The results described above can be explained using a modified version of the Correlated Barrier Hopping (CBH) model [42], According to this model,

$${\mathsf{\sigma }}_{\mathrm{ac}}=\frac{\mathrm{n}}{24}{\mathsf{\pi }}^2{\mathrm{NNp}\mathsf{\epsilon }\text{'}\mathsf{\omega }\mathrm{R}}_{\mathsf{\omega }}$$

(12)

In this model, the number of polarons involved in the hopping process is denoted by n. The quantity NNp is proportional to the square of the concentration of states, and the dielectric constant is represented by ε'. The hopping distance for conduction denoted by Rω.[43]:

$${\mathrm{R}}_{\mathsf{\omega }}=\frac{{4\mathrm{e}}^2}{\mathsf{\epsilon }\text{'}\left[{\mathrm{W}+\mathrm{kTLn}(\mathsf{\omega }\mathsf{\tau }}_0)\right]}$$

(13)

NNp can be expressed as:

NNp = NT2 (for bipolaron hopping),

NNp =NT2exp((−Ueff/2kT) (for single-polaron hopping).

The AC conductivity is generally described by the following equation:${\mathsf{\sigma }}_{\mathrm{ac}}{(\mathsf{\omega })=\mathsf{\sigma }}_{\mathrm{dc}}{+\mathsf{\sigma }}_{\mathrm{ac}}{(\sin \mathrm{g})+\mathsf{\sigma }}_{\mathrm{ac}}(\mathrm{bip})$(14)

As a result, the variation of the AC conductivity (log(σac)) as a function of temperature at different frequencies is given in Figure 13.The graph clearly indicates that the theoretical calculations match well with the experimental data.

Table 5 summarizes the parameters used in the fitting process. A decrease in Ueff is observed with an increase in frequency, which is consistent with the findings in the literature [44]. This frequency and temperature range apply throughout the entire space, indicating a consistent trend in polaronic conduction.

As shown in Figure 14, we can observe a variation in Rω as a function of temperature across different frequencies. Apparently, at higher frequenciesthe hopping distance Rω exhibits greater sensitivity to temperature, and this sensitivity diminishes with decreasing frequency. As a result, Rω and the temperature were nearly constant at low frequencies. In this specific case, the temperature rise imparts thermal energy to the polarons, leading to their migration and facilitating leaps as a result of interactions between chains.

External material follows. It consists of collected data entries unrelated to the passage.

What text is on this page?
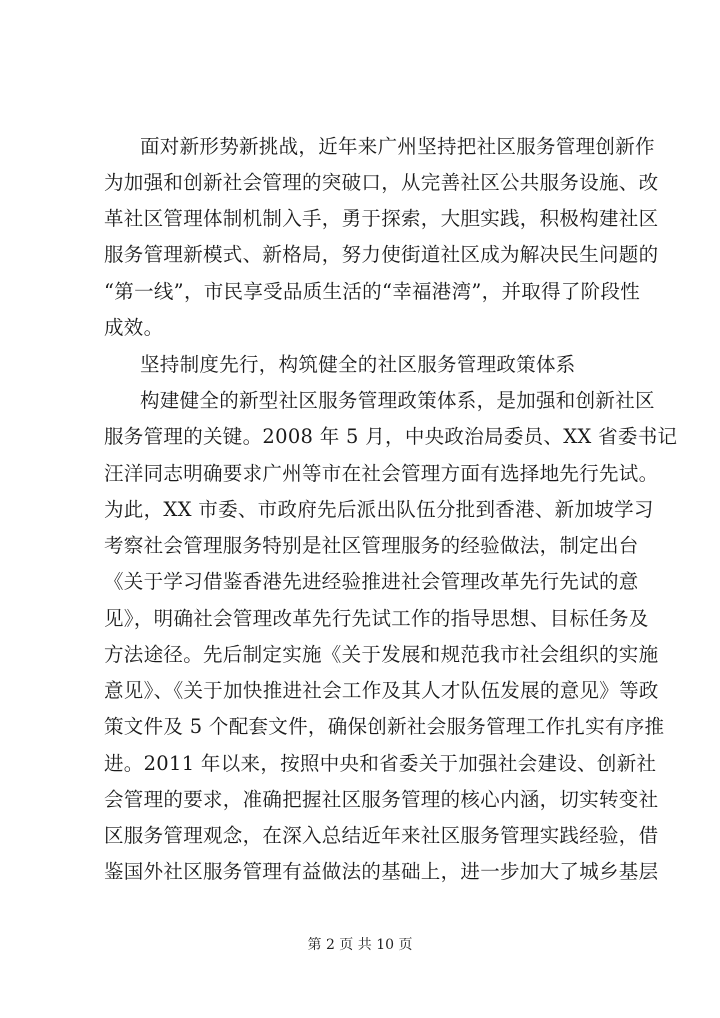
面对新形势新挑战，近年来广州坚持把社区服务管理创新作
为加强和创新社会管理的突破口，从完善社区公共服务设施、改
革社区管理体制机制入手，勇于探索，大胆实践，积极构建社区
服务管理新模式、新格局，努力使街道社区成为解决民生问题的
“第一线”，市民享受品质生活的“幸福港湾”，并取得了阶段性
成效。
坚持制度先行，构筑健全的社区服务管理政策体系
构建健全的新型社区服务管理政策体系，是加强和创新社区
服务管理的关键。2008 年 5 月，中央政治局委员、XX 省委书记
汪洋同志明确要求广州等市在社会管理方面有选择地先行先试。
为此，XX 市委、市政府先后派出队伍分批到香港、新加坡学习
考察社会管理服务特别是社区管理服务的经验做法，制定出台
《关于学习借鉴香港先进经验推进社会管理改革先行先试的意
见》，明确社会管理改革先行先试工作的指导思想、目标任务及
方法途径。先后制定实施《关于发展和规范我市社会组织的实施
意见》、《关于加快推进社会工作及其人才队伍发展的意见》等政
策文件及 5 个配套文件，确保创新社会服务管理工作扎实有序推
进。2011 年以来，按照中央和省委关于加强社会建设、创新社
会管理的要求，准确把握社区服务管理的核心内涵，切实转变社
区服务管理观念，在深入总结近年来社区服务管理实践经验，借
鉴国外社区服务管理有益做法的基础上，进一步加大了城乡基层
第 2 页 共 10 页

The jumping process is also influenced by the abundance of the localized states. The values of Np used in the analysis are listed in Table 5. It is clear from these results that the density of charged defect states increases with frequency, supporting the previously mentioned trend that AC conductivity increases with frequency.

4. Conclusion

In summary, structural examination employing X-ray diffraction of Ag_0.2Na_0.8FeP₂O₇confirmed that the powder had a monoclinic structure with space group P21/c. Analysis of the frequency dispersion of the real and imaginary components of the complex impedance allowed the determination of an equivalent electrical circuit for the electrochemical cell with the title compound. AC conductivity adheres to the universal power law, with the correlated barrier hopping (CBH) model being instrumental in explaining the observed behavior of the exponent. Notably, a combination of single-polaron and bipolaron hopping mechanisms satisfactorily accounted for the AC conductivity of the ceramic compound under study. Furthermore, analyses were conducted on the density of localized states, hopping distance, and maximum barrier height. Additionally, the relationship between the electrical and structural properties was investigated.